PREreview of Indoor PM2.5 forecasting and the association with outdoor air pollution: a modelling study based on sensor data in Australia

This study aimed to predict hourly indoor PM2.5 concentrations and investigate their correlation with outdoor PM2.5 levels across 24 buildings in Australia. The researchers collected indoor air quality data from 91 sensors in eight Australian cities from 2019 to 2022. They developed an innovative three-stage deep ensemble machine learning (DEML) framework to predict hourly indoor PM2.5 concentrations. The DEML model consistently outperformed benchmark models, achieving high accuracy for most sensors. The study also found that outdoor PM2.5 concentrations significantly impacted indoor air quality, especially during bushfires. The findings highlight the importance of accurate indoor air quality prediction for developing location-specific early warning systems and informing effective interventions to protect public health.

Major issues

1. The study lacks detailed information on the specific building characteristics, such as building materials, surrounding environment, and ventilation system efficiency. These factors could potentially impact indoor PM2.5 variations and should be considered in the analysis.

2. The hourly outdoor PM2.5 data from monitoring stations were only available until December 2020, limiting the comparison between indoor and outdoor PM2.5 to this period. The authors should discuss the potential bias introduced using monitoring station data that may not accurately represent outdoor PM2.5 levels around the buildings.

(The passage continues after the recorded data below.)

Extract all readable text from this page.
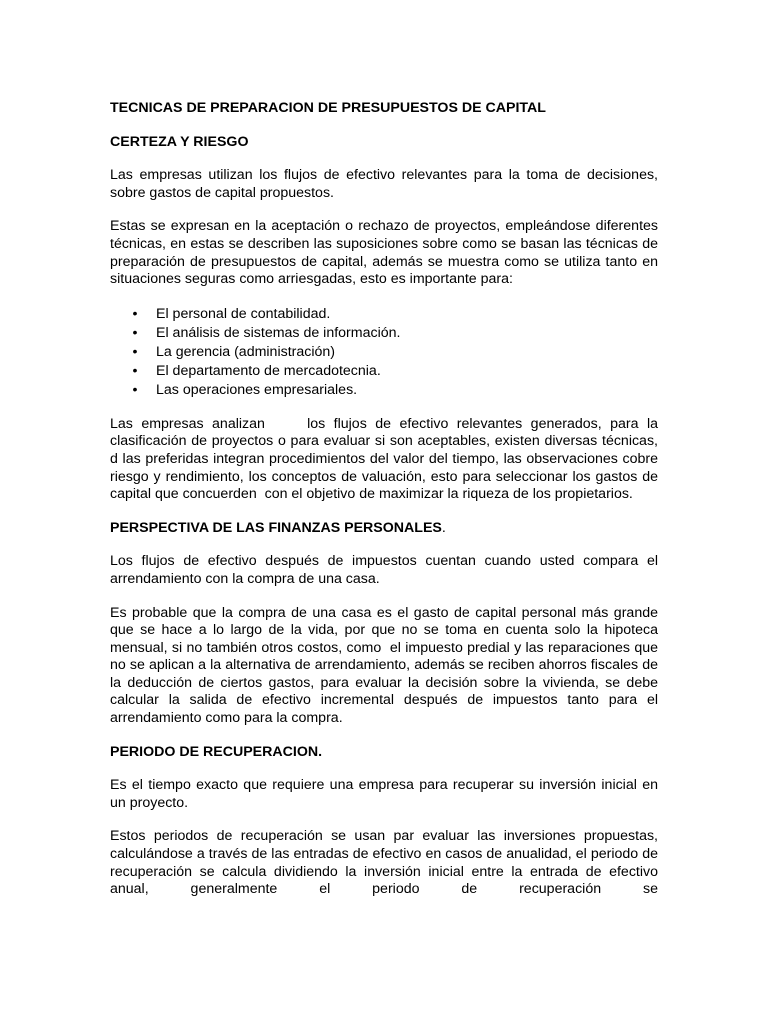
TECNICAS DE PREPARACION DE PRESUPUESTOS DE CAPITAL
CERTEZA Y RIESGO

Las empresas utilizan los flujos de efectivo relevantes para la toma de decisiones, sobre gastos de capital propuestos.

Estas se expresan en la aceptación o rechazo de proyectos, empleándose diferentes técnicas, en estas se describen las suposiciones sobre como se basan las técnicas de preparación de presupuestos de capital, además se muestra como se utiliza tanto en situaciones seguras como arriesgadas, esto es importante para:

• El personal de contabilidad.
• El análisis de sistemas de información.
• La gerencia (administración)
• El departamento de mercadotecnia.
• Las operaciones empresariales.

Las empresas analizan     los flujos de efectivo relevantes generados, para la clasificación de proyectos o para evaluar si son aceptables, existen diversas técnicas, d las preferidas integran procedimientos del valor del tiempo, las observaciones cobre riesgo y rendimiento, los conceptos de valuación, esto para seleccionar los gastos de capital que concuerden  con el objetivo de maximizar la riqueza de los propietarios.

PERSPECTIVA DE LAS FINANZAS PERSONALES.

Los flujos de efectivo después de impuestos cuentan cuando usted compara el arrendamiento con la compra de una casa.

Es probable que la compra de una casa es el gasto de capital personal más grande que se hace a lo largo de la vida, por que no se toma en cuenta solo la hipoteca mensual, si no también otros costos, como  el impuesto predial y las reparaciones que no se aplican a la alternativa de arrendamiento, además se reciben ahorros fiscales de la deducción de ciertos gastos, para evaluar la decisión sobre la vivienda, se debe calcular la salida de efectivo incremental después de impuestos tanto para el arrendamiento como para la compra.

PERIODO DE RECUPERACION.

Es el tiempo exacto que requiere una empresa para recuperar su inversión inicial en un proyecto.

Estos periodos de recuperación se usan par evaluar las inversiones propuestas, calculándose a través de las entradas de efectivo en casos de anualidad, el periodo de recuperación se calcula dividiendo la inversión inicial entre la entrada de efectivo anual, generalmente el periodo de recuperación se
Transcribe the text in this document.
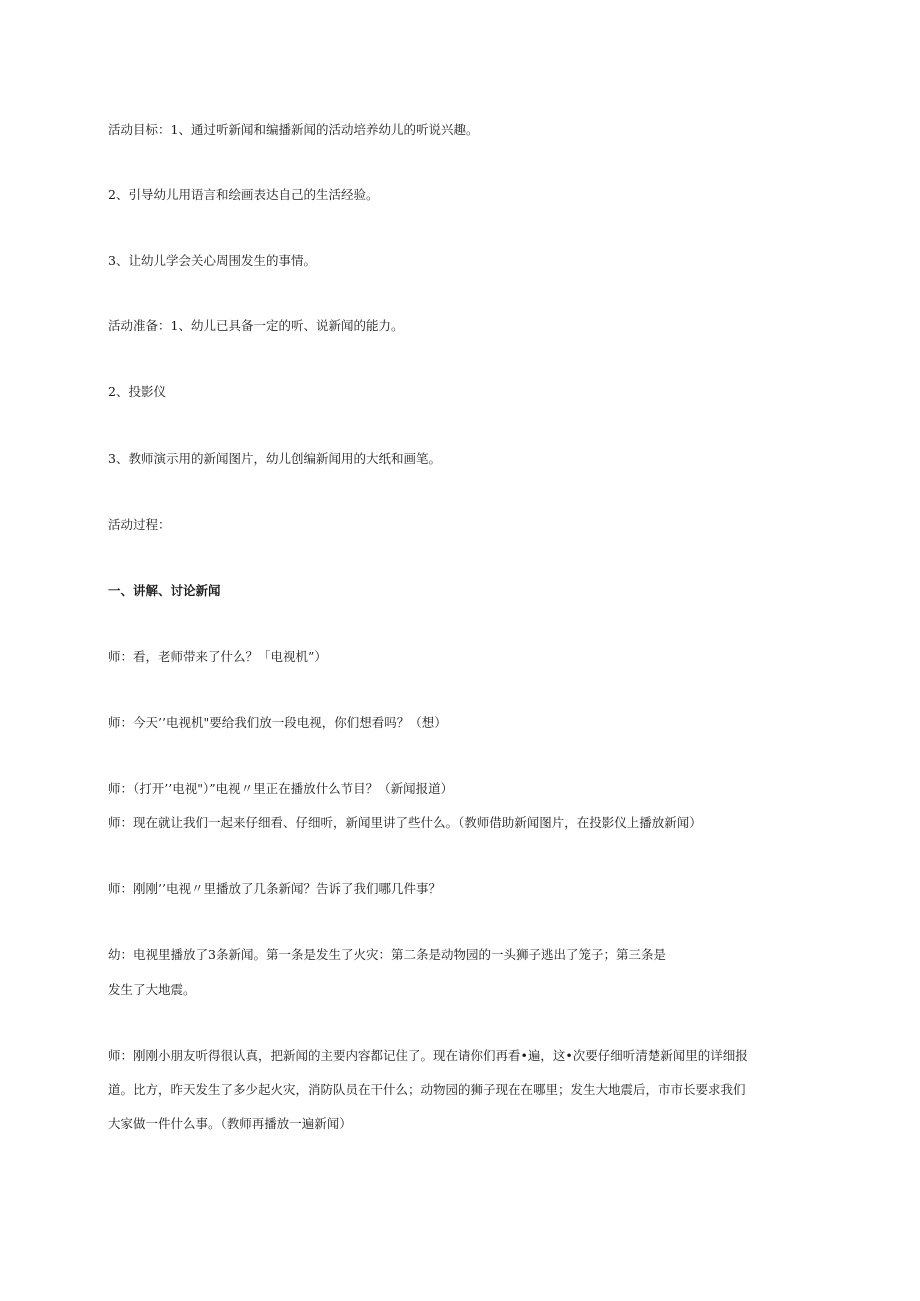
活动目标：1、通过听新闻和编播新闻的活动培养幼儿的听说兴趣。
2、引导幼儿用语言和绘画表达自己的生活经验。
3、让幼儿学会关心周围发生的事情。
活动准备：1、幼儿已具备一定的听、说新闻的能力。
2、投影仪
3、教师演示用的新闻图片，幼儿创编新闻用的大纸和画笔。
活动过程：
一、讲解、讨论新闻
师：看，老师带来了什么？「电视机”）
师：今天’’电视机"要给我们放一段电视，你们想看吗？（想）
师：（打开’’电视"）”电视〃里正在播放什么节目？（新闻报道）
师：现在就让我们一起来仔细看、仔细听，新闻里讲了些什么。（教师借助新闻图片，在投影仪上播放新闻）
师：刚刚’’电视〃里播放了几条新闻？告诉了我们哪几件事？
幼：电视里播放了3条新闻。第一条是发生了火灾：第二条是动物园的一头狮子逃出了笼子；第三条是
发生了大地震。
师：刚刚小朋友听得很认真，把新闻的主要内容都记住了。现在请你们再看•遍，这•次要仔细听清楚新闻里的详细报
道。比方，昨天发生了多少起火灾，消防队员在干什么；动物园的狮子现在在哪里；发生大地震后，市市长要求我们
大家做一件什么事。（教师再播放一遍新闻）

3. The study was conducted mainly during the COVID-19 pandemic when human behaviors and activities were altered due to lockdowns and stay-at-home orders. The authors should further explore how these changes might have influenced indoor air quality and the relationship between indoor and outdoor PM2.5.

Minor issues

1. The authors should provide more details on the inter-comparison tests, calibrations, and uncertainty estimations performed on the sensors before installation to ensure data quality and reliability.

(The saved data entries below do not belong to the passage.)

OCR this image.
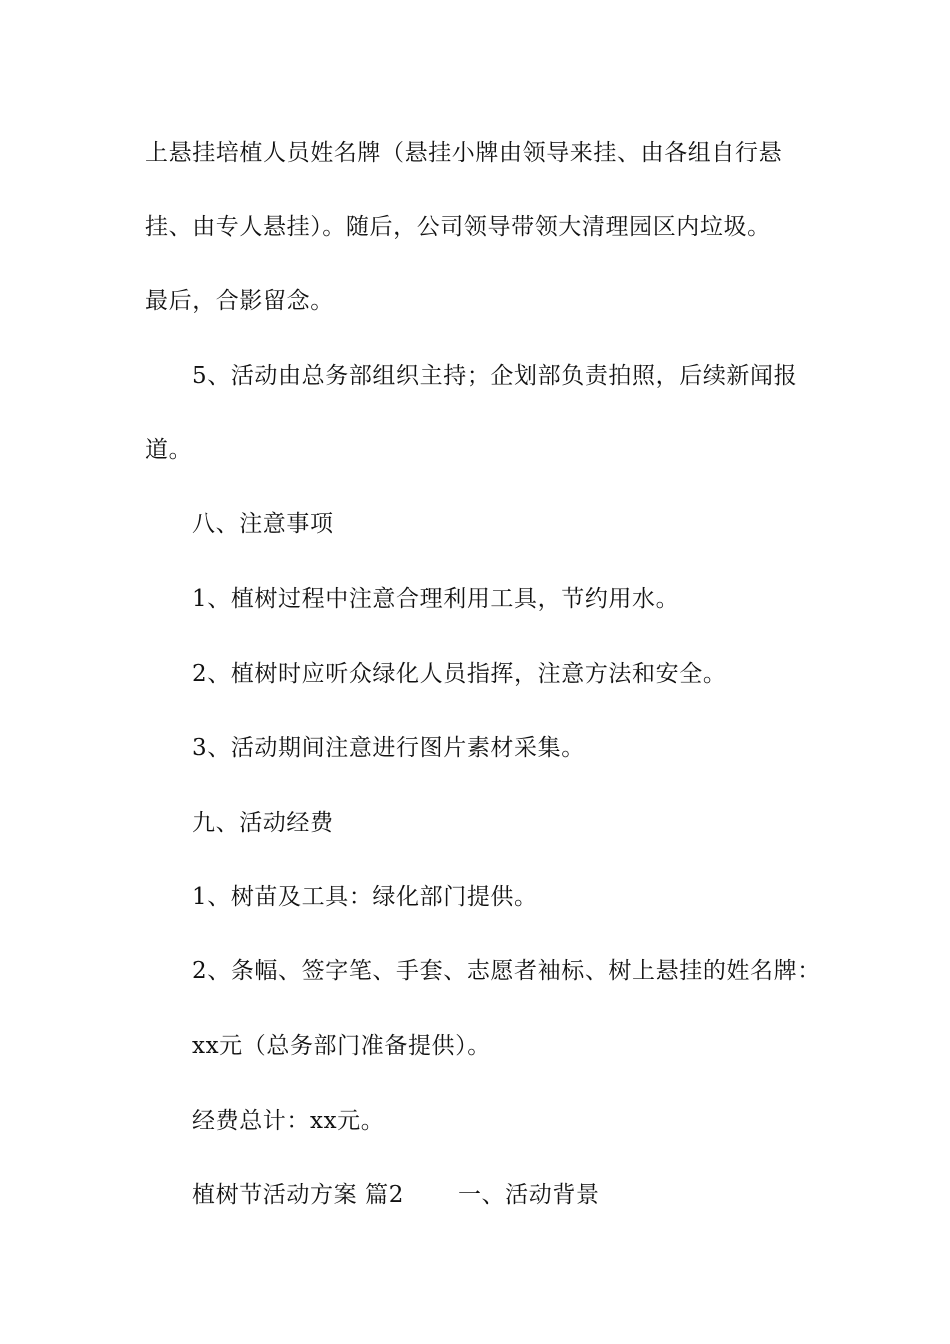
上悬挂培植人员姓名牌（悬挂小牌由领导来挂、由各组自行悬
挂、由专人悬挂）。随后，公司领导带领大清理园区内垃圾。
最后，合影留念。
5、活动由总务部组织主持；企划部负责拍照，后续新闻报
道。
八、注意事项
1、植树过程中注意合理利用工具，节约用水。
2、植树时应听众绿化人员指挥，注意方法和安全。
3、活动期间注意进行图片素材采集。
九、活动经费
1、树苗及工具：绿化部门提供。
2、条幅、签字笔、手套、志愿者袖标、树上悬挂的姓名牌：
xx元（总务部门准备提供）。
经费总计：xx元。
植树节活动方案 篇2 一、活动背景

2. The study focuses on buildings in metropolitan areas of Australia. The authors should acknowledge that indoor and outdoor PM2.5 associations may differ in rural or outskirt areas due to distinct microclimate environments and ventilation conditions.

3. The manuscript would benefit from a more detailed description of the developed air quality monitoring dashboard, including its user interface, data visualization, and potential applications for building managers and occupants.

Competing interests

The author declares that they have no competing interests.